The average volatility of the EUR/USD currency pair over the past five trading days as of June 14 is 69 pips and is characterized as "average." Thus, we expect the pair to move between the levels of 1.0719 and 1.0857 on Wednesday. A reversal of the Heiken Ashi indicator back downwards will indicate a possible resumption of the downward movement.
Nearest support levels:
S1 - 1.0742
S2 - 1.0681
S3 - 1.0620
Nearest resistance levels:
R1 - 1.0803
R2 - 1.0864
R3 - 1.0925
Trading recommendations:
The EUR/USD pair stays above the moving average line, but its presence in this area may be short-lived. At the moment, long positions should be considered with targets at 1.0803 and 1.0857 until the Heiken Ashi indicator reverses downwards. Short positions will become relevant only after the price drops below the moving average line, with targets at 1.0719 and 1.0681.

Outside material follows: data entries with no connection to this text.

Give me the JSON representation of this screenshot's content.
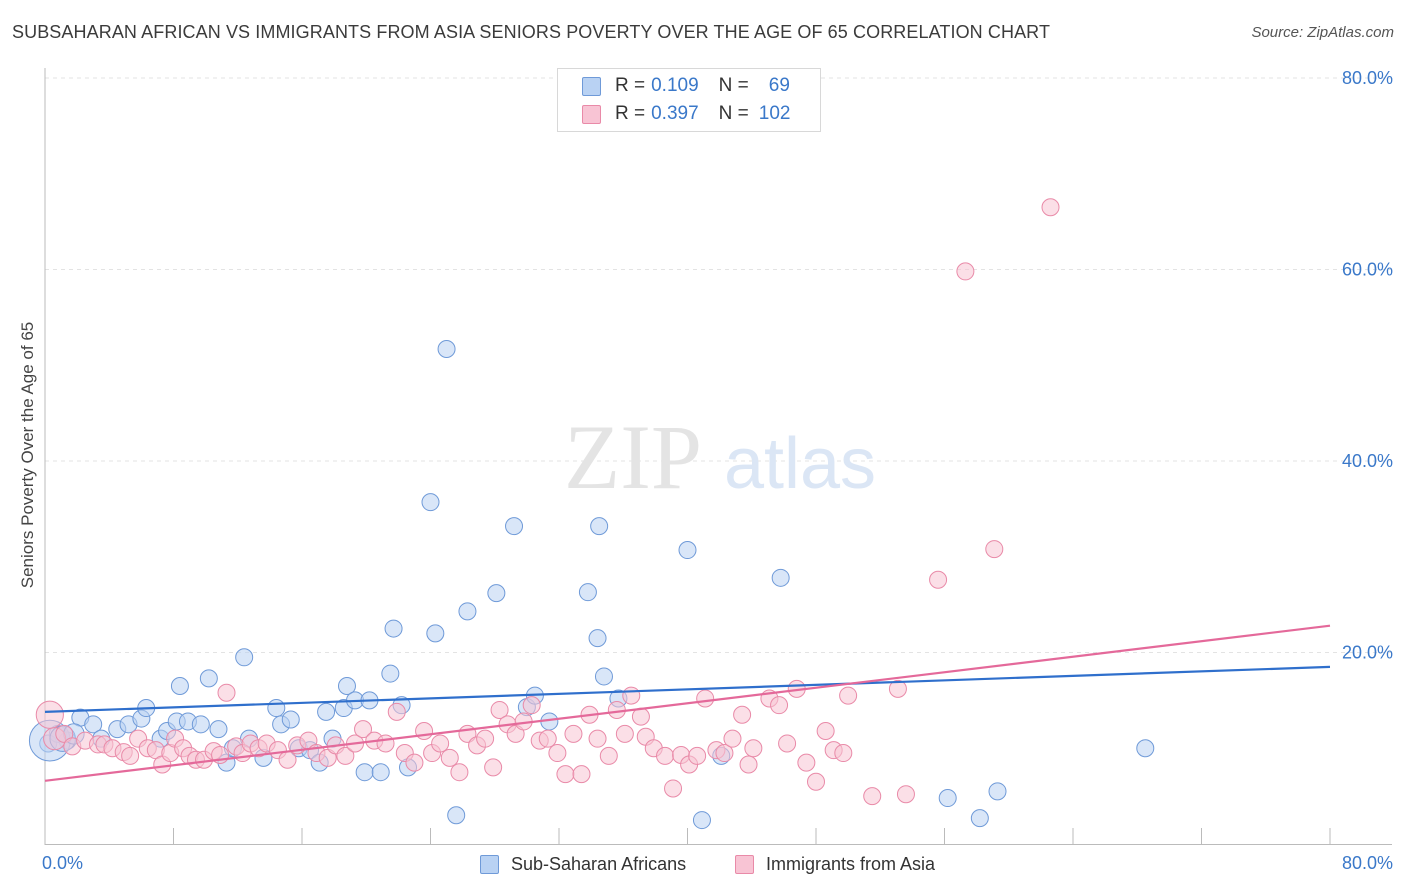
{
  "header": {
    "title": "SUBSAHARAN AFRICAN VS IMMIGRANTS FROM ASIA SENIORS POVERTY OVER THE AGE OF 65 CORRELATION CHART",
    "source": "Source: ZipAtlas.com"
  },
  "watermark": {
    "zip": "ZIP",
    "atlas": "atlas"
  },
  "legend": {
    "series1": {
      "r_label": "R =",
      "r_value": "0.109",
      "n_label": "N =",
      "n_value": "69"
    },
    "series2": {
      "r_label": "R =",
      "r_value": "0.397",
      "n_label": "N =",
      "n_value": "102"
    }
  },
  "bottom_legend": {
    "series1": "Sub-Saharan Africans",
    "series2": "Immigrants from Asia"
  },
  "colors": {
    "blue_fill": "#b9d2f3",
    "blue_stroke": "#6f9ad8",
    "blue_line": "#2f6fcc",
    "pink_fill": "#f8c4d4",
    "pink_stroke": "#e98aa8",
    "pink_line": "#e4699a",
    "tick_text": "#3a78c9",
    "grid": "#e3e3e3"
  },
  "chart_data": {
    "type": "scatter",
    "title": "SUBSAHARAN AFRICAN VS IMMIGRANTS FROM ASIA SENIORS POVERTY OVER THE AGE OF 65 CORRELATION CHART",
    "xlabel": "",
    "ylabel": "Seniors Poverty Over the Age of 65",
    "xlim": [
      0,
      80
    ],
    "ylim": [
      0,
      80
    ],
    "x_tick_labels": [
      "0.0%",
      "80.0%"
    ],
    "y_tick_labels": [
      "20.0%",
      "40.0%",
      "60.0%",
      "80.0%"
    ],
    "y_ticks": [
      20,
      40,
      60,
      80
    ],
    "series": [
      {
        "name": "Sub-Saharan Africans",
        "color": "blue",
        "trend": [
          [
            0,
            13.8
          ],
          [
            80,
            18.5
          ]
        ],
        "points": [
          [
            0.2,
            10.5,
            1
          ],
          [
            0.8,
            11.5,
            1
          ],
          [
            1.4,
            10.8,
            1
          ],
          [
            2.2,
            13.2,
            1
          ],
          [
            3.0,
            12.5,
            1
          ],
          [
            3.5,
            11.0,
            1
          ],
          [
            4.5,
            12.0,
            1
          ],
          [
            5.2,
            12.5,
            1
          ],
          [
            6.0,
            13.1,
            1
          ],
          [
            6.3,
            14.2,
            1
          ],
          [
            7.2,
            11.0,
            1
          ],
          [
            7.6,
            11.8,
            1
          ],
          [
            8.2,
            12.8,
            1
          ],
          [
            8.4,
            16.5,
            1
          ],
          [
            8.9,
            12.8,
            1
          ],
          [
            9.7,
            12.5,
            1
          ],
          [
            10.2,
            17.3,
            1
          ],
          [
            10.8,
            12.0,
            1
          ],
          [
            11.3,
            8.5,
            1
          ],
          [
            11.7,
            10.0,
            1
          ],
          [
            12.4,
            19.5,
            1
          ],
          [
            12.7,
            11.0,
            1
          ],
          [
            13.6,
            9.0,
            1
          ],
          [
            14.4,
            14.2,
            1
          ],
          [
            14.7,
            12.5,
            1
          ],
          [
            15.3,
            13.0,
            1
          ],
          [
            15.8,
            10.0,
            1
          ],
          [
            16.5,
            9.8,
            1
          ],
          [
            17.1,
            8.5,
            1
          ],
          [
            17.5,
            13.8,
            1
          ],
          [
            17.9,
            11.0,
            1
          ],
          [
            18.6,
            14.2,
            1
          ],
          [
            18.8,
            16.5,
            1
          ],
          [
            19.3,
            15.0,
            1
          ],
          [
            19.9,
            7.5,
            1
          ],
          [
            20.2,
            15.0,
            1
          ],
          [
            20.9,
            7.5,
            1
          ],
          [
            21.5,
            17.8,
            1
          ],
          [
            21.7,
            22.5,
            1
          ],
          [
            22.2,
            14.5,
            1
          ],
          [
            22.6,
            8.0,
            1
          ],
          [
            24.0,
            35.7,
            1
          ],
          [
            24.3,
            22.0,
            1
          ],
          [
            25.0,
            51.7,
            1
          ],
          [
            25.6,
            3.0,
            1
          ],
          [
            26.3,
            24.3,
            1
          ],
          [
            28.1,
            26.2,
            1
          ],
          [
            29.2,
            33.2,
            1
          ],
          [
            30.0,
            14.3,
            1
          ],
          [
            30.5,
            15.5,
            1
          ],
          [
            31.4,
            12.8,
            1
          ],
          [
            33.8,
            26.3,
            1
          ],
          [
            34.4,
            21.5,
            1
          ],
          [
            34.8,
            17.5,
            1
          ],
          [
            34.5,
            33.2,
            1
          ],
          [
            35.7,
            15.2,
            1
          ],
          [
            40.0,
            30.7,
            1
          ],
          [
            40.9,
            2.5,
            1
          ],
          [
            42.1,
            9.2,
            1
          ],
          [
            45.8,
            27.8,
            1
          ],
          [
            56.2,
            4.8,
            1
          ],
          [
            58.2,
            2.7,
            1
          ],
          [
            59.3,
            5.5,
            1
          ],
          [
            68.5,
            10.0,
            1
          ],
          [
            0.3,
            10.8,
            2.4
          ],
          [
            1.1,
            11.0,
            1.5
          ],
          [
            1.8,
            11.5,
            1.2
          ]
        ]
      },
      {
        "name": "Immigrants from Asia",
        "color": "pink",
        "trend": [
          [
            0,
            6.6
          ],
          [
            80,
            22.8
          ]
        ],
        "points": [
          [
            0.3,
            13.5,
            1.6
          ],
          [
            0.6,
            11.0,
            1.3
          ],
          [
            1.2,
            11.5,
            1
          ],
          [
            1.7,
            10.2,
            1
          ],
          [
            2.5,
            10.8,
            1
          ],
          [
            3.3,
            10.4,
            1
          ],
          [
            3.7,
            10.4,
            1
          ],
          [
            4.2,
            10.0,
            1
          ],
          [
            4.9,
            9.6,
            1
          ],
          [
            5.3,
            9.2,
            1
          ],
          [
            5.8,
            11.0,
            1
          ],
          [
            6.4,
            10.0,
            1
          ],
          [
            6.9,
            9.8,
            1
          ],
          [
            7.3,
            8.3,
            1
          ],
          [
            7.8,
            9.5,
            1
          ],
          [
            8.1,
            11.0,
            1
          ],
          [
            8.6,
            10.0,
            1
          ],
          [
            9.0,
            9.2,
            1
          ],
          [
            9.4,
            8.8,
            1
          ],
          [
            9.9,
            8.8,
            1
          ],
          [
            10.5,
            9.7,
            1
          ],
          [
            10.9,
            9.3,
            1
          ],
          [
            11.3,
            15.8,
            1
          ],
          [
            11.9,
            10.2,
            1
          ],
          [
            12.3,
            9.5,
            1
          ],
          [
            12.8,
            10.5,
            1
          ],
          [
            13.3,
            10.0,
            1
          ],
          [
            13.8,
            10.5,
            1
          ],
          [
            14.5,
            9.8,
            1
          ],
          [
            15.1,
            8.8,
            1
          ],
          [
            15.7,
            10.3,
            1
          ],
          [
            16.4,
            10.8,
            1
          ],
          [
            16.9,
            9.5,
            1
          ],
          [
            17.6,
            9.0,
            1
          ],
          [
            18.1,
            10.3,
            1
          ],
          [
            18.7,
            9.2,
            1
          ],
          [
            19.3,
            10.5,
            1
          ],
          [
            19.8,
            12.0,
            1
          ],
          [
            20.5,
            10.8,
            1
          ],
          [
            21.2,
            10.5,
            1
          ],
          [
            21.9,
            13.8,
            1
          ],
          [
            22.4,
            9.5,
            1
          ],
          [
            23.0,
            8.5,
            1
          ],
          [
            23.6,
            11.8,
            1
          ],
          [
            24.1,
            9.5,
            1
          ],
          [
            24.6,
            10.5,
            1
          ],
          [
            25.2,
            9.0,
            1
          ],
          [
            25.8,
            7.5,
            1
          ],
          [
            26.3,
            11.5,
            1
          ],
          [
            26.9,
            10.3,
            1
          ],
          [
            27.4,
            11.0,
            1
          ],
          [
            27.9,
            8.0,
            1
          ],
          [
            28.3,
            14.0,
            1
          ],
          [
            28.8,
            12.5,
            1
          ],
          [
            29.3,
            11.5,
            1
          ],
          [
            29.8,
            12.8,
            1
          ],
          [
            30.3,
            14.5,
            1
          ],
          [
            30.8,
            10.8,
            1
          ],
          [
            31.3,
            11.0,
            1
          ],
          [
            31.9,
            9.5,
            1
          ],
          [
            32.4,
            7.3,
            1
          ],
          [
            32.9,
            11.5,
            1
          ],
          [
            33.4,
            7.3,
            1
          ],
          [
            33.9,
            13.5,
            1
          ],
          [
            34.4,
            11.0,
            1
          ],
          [
            35.1,
            9.2,
            1
          ],
          [
            35.6,
            14.0,
            1
          ],
          [
            36.1,
            11.5,
            1
          ],
          [
            36.5,
            15.5,
            1
          ],
          [
            37.1,
            13.3,
            1
          ],
          [
            37.4,
            11.2,
            1
          ],
          [
            37.9,
            10.0,
            1
          ],
          [
            38.6,
            9.2,
            1
          ],
          [
            39.1,
            5.8,
            1
          ],
          [
            39.6,
            9.3,
            1
          ],
          [
            40.1,
            8.3,
            1
          ],
          [
            40.6,
            9.2,
            1
          ],
          [
            41.1,
            15.2,
            1
          ],
          [
            41.8,
            9.8,
            1
          ],
          [
            42.3,
            9.5,
            1
          ],
          [
            42.8,
            11.0,
            1
          ],
          [
            43.4,
            13.5,
            1
          ],
          [
            43.8,
            8.3,
            1
          ],
          [
            44.1,
            10.0,
            1
          ],
          [
            45.1,
            15.2,
            1
          ],
          [
            45.7,
            14.5,
            1
          ],
          [
            46.2,
            10.5,
            1
          ],
          [
            46.8,
            16.2,
            1
          ],
          [
            47.4,
            8.5,
            1
          ],
          [
            48.0,
            6.5,
            1
          ],
          [
            48.6,
            11.8,
            1
          ],
          [
            49.1,
            9.8,
            1
          ],
          [
            50.0,
            15.5,
            1
          ],
          [
            51.5,
            5.0,
            1
          ],
          [
            53.1,
            16.2,
            1
          ],
          [
            53.6,
            5.2,
            1
          ],
          [
            55.6,
            27.6,
            1
          ],
          [
            57.3,
            59.8,
            1
          ],
          [
            59.1,
            30.8,
            1
          ],
          [
            62.6,
            66.5,
            1
          ],
          [
            49.7,
            9.5,
            1
          ]
        ]
      }
    ]
  }
}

Explanations for the illustrations:
Linear regression channels - help determine the current trend. If both channels point in the same direction, it indicates a strong trend.
Moving average line (settings 20.0, smoothed) - determines the short-term trend and the direction in which trading should be conducted.
Murray levels - target levels for movements and corrections.
Volatility levels (red lines) - probable price channel in which the pair will move in the next 24 hours based on current volatility indicators.
CCI indicator - its entry into the oversold area (below -250) or overbought area (above +250) indicates an approaching trend reversal in the opposite direction.